Putin: Tam benim kapitalizmim!
AKP’nin sekiz yılı geçen iktidar tecrübesi en çok liberaller için bir ayraç oldu. Ayraçlar, kimyada bir maddenin diğerlerinden ayrı şekilde ortaya çıkarak gözlenmesi için kullanılan maddelerdir. En çok bilinen de nişastayı tanımakta kullanılan iyottur. Bir karşımda nişasta varsa iyot derhal onunla kompleksleşir ve mor bir renk meydana gelir. Bundan dolayı biraz galat olmakla birlikte “İyot gibi açığa çıkmak” tabiri kullanılır.
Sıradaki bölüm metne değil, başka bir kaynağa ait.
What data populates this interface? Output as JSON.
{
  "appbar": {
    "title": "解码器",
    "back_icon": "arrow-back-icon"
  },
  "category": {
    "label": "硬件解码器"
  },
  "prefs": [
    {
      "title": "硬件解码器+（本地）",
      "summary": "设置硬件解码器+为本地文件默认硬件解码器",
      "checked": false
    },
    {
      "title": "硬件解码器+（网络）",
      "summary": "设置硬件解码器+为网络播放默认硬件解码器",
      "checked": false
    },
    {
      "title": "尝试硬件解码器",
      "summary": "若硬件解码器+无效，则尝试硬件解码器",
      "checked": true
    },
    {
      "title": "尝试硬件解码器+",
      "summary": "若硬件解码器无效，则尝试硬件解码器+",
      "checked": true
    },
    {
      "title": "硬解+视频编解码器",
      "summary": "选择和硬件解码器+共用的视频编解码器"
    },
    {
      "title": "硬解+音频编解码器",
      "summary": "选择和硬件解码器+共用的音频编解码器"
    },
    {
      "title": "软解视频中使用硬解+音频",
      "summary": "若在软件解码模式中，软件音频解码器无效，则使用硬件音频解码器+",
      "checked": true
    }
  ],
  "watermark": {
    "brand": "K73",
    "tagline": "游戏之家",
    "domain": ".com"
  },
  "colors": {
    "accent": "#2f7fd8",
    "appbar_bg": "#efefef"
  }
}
Liberalizm terimi maalesef memlekete, Hayek ve Mises gibi ciddi düşünürlerden önce, sözde liberal bir parti olan ANAP’ın kayırıcı serbest piyasasıyla girdiği içindir ki çok sevilmedi. ‘90ların ortalarında başlayan tercüme faaliyetleriyle liberalizm artık enine boyuna tanınır hale geldi, bugün artık ciddi bir kitaplığı oluşmuştur.
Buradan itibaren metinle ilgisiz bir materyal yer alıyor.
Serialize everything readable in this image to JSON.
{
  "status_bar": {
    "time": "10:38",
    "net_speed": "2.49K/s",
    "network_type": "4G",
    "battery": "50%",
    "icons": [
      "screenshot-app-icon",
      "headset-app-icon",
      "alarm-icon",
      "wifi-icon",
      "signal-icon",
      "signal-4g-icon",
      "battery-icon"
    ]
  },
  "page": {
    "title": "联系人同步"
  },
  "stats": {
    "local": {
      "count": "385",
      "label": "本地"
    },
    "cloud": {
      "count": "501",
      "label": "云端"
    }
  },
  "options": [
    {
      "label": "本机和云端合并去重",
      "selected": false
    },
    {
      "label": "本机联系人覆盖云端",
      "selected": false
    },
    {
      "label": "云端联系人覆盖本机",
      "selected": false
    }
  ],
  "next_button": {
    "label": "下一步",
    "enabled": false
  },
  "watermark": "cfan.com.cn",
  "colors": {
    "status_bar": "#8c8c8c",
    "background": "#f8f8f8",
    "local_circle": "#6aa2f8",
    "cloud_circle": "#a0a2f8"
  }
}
Liberalizmin, ilk olarak, komuta ekonomisi sayabileceğimiz merkantilizme karşı serbest ticareti ve üretimin refaha etkisini metodik olarak ortaya koyan Adam SMITH ile ifade edildiğini söylemek sanırım yanlış olmaz. İşin ilginç yanı SMITH bir ahlâk profesörüdür! Yani serbest piyasa, üretim, iş bölümü gibi konuları ele almadan evvel daha kitabının en başında, piyasanın, kendi çıkarları için devlet adamlarını, siyasetçileri nasıl etkilemeye çalışabileceğinden bahseder. Ama nedense piyasaya getirdiği bu ahlâkî eleştiri bile onu sosyalistlerin gözünde yeterince ahlâklı kılmaz. Keza “Hoşgörü Üstüne Bir Mektup” ile John LOCKE devlet gücünün ifade hürriyeti aleyhine kullanılmasının ahlâkî eleştirisini yapar ama o da “vahşi bir serbestlik” isteyenlerden sayılmaktan kurtulamaz.
Liberalizmin “çeşitlerine” dair çeviriye dayalı “telif” eserlerin pek çoğunun zayıf tarafı, çeşitli görüşleri aynı anda ifade etmekle işin bittiğinin sanılmasıdır. Bu eserlerin hemen tamamı akademik tezlerin kitaplaştırılmış halleridir. Akademik tezlerimizde eksik olan nokta, tez sahibinin kendisinin bir “tez” ileri sürmemesi, sadece ilgilendiği konuya matuf eserlerden alıntılar yığmasıdır. İşte bu yüzden maalesef liberal literatürün yerli eserlerinin pek azında yazarın konu hakkındaki kişisel hükmüne/kanaatine tesadüf edersiniz.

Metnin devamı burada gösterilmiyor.